According to the photographer that shot the source image, Mannie Garcia, it's not at all certain that the AP owns the copyright to it:

3) So, you own the copyright to the image?

The ownership of the copyright is in dispute, as per the AP. It is my understanding that since I was not a staffer, and was not a freelancer, and did not sign any contract, that I am the owner of the copyright, but I am in discussions with the AP over this issue.

To me, that sounds fairly clear cut: no freelance, staff or other contract whatsoever? Good luck with that one, AP!

As to whether Fairey's use counts as substantial transformative, well that's another matter. I've always been uneasy at the way he uses others' work without any acknowledgement or credit, and think Mannie would have an excellent case should he wish to pursue it (which he apparently doesn't). There's some good discussion on this here:

Macros said...

IMHO, I think Fairey is really pushing to claim it's fair use. It's obvious the painting is from the picture, it has the same pose & expression. His abstract rendition doesn't change the source.
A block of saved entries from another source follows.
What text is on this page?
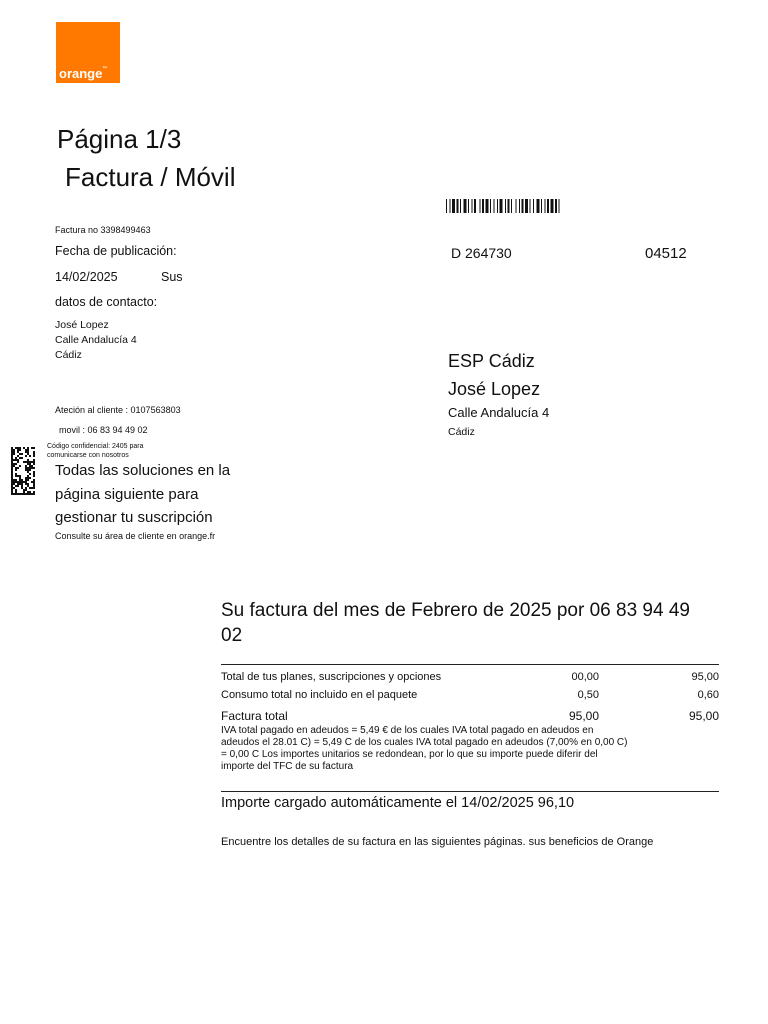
orange™
Página 1/3
Factura / Móvil
Factura no 3398499463
Fecha de publicación:
14/02/2025	Sus
datos de contacto:
José Lopez
Calle Andalucía 4
Cádiz
Ateción al cliente : 0107563803
movil : 06 83 94 49 02
Código confidencial: 2405 para comunicarse con nosotros
Todas las soluciones en la
página siguiente para
gestionar tu suscripción
Consulte su área de cliente en orange.fr
D 264730	04512
ESP Cádiz
José Lopez
Calle Andalucía 4
Cádiz
Su factura del mes de Febrero de 2025 por 06 83 94 49 02
Total de tus planes, suscripciones y opciones	00,00	95,00
Consumo total no incluido en el paquete	0,50	0,60
Factura total	95,00	95,00
IVA total pagado en adeudos = 5,49 € de los cuales IVA total pagado en adeudos en adeudos el 28.01 C) = 5,49 C de los cuales IVA total pagado en adeudos (7,00% en 0,00 C) = 0,00 C Los importes unitarios se redondean, por lo que su importe puede diferir del importe del TFC de su factura
Importe cargado automáticamente el 14/02/2025 96,10
Encuentre los detalles de su factura en las siguientes páginas. sus beneficios de Orange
To put it in musical terms (& this is a music-themed blog ;) it's like taking a song and remixing it to be something different. The original is still the source. Johnny Cash's version of Hurt is quite different in expression than the original NIN version, but it's still a NIN song. So NIN would be paid royalties for it.

Even samples, mixed in with other music so they can sometimes be hardly recognised are either covered by royalties or payment.

Why is Garcia's photo any different? He deserves royalties at least.

And to play devil's advocate... how would Fairey feel if someone took his painting and made it into something else? Fair use, right?


Anonymous said...

@Macros: For what it's worth, Fairey has encouraged people to reuse and remix his work since the start.

Davis Freeberg said...

Good for Fairey, the AP is a bully and needs someone to stand up to them. His poster may have been based on someone else's image, but his work is completely different than the original. The mere fact that AP was willing to take the PR hit by going after something this iconic shows how out of touch they are in the digital age. Hopefully, when the AP asks him to settle, he'll continue to push the issue so that we can establish a clear legal precedent for remixing.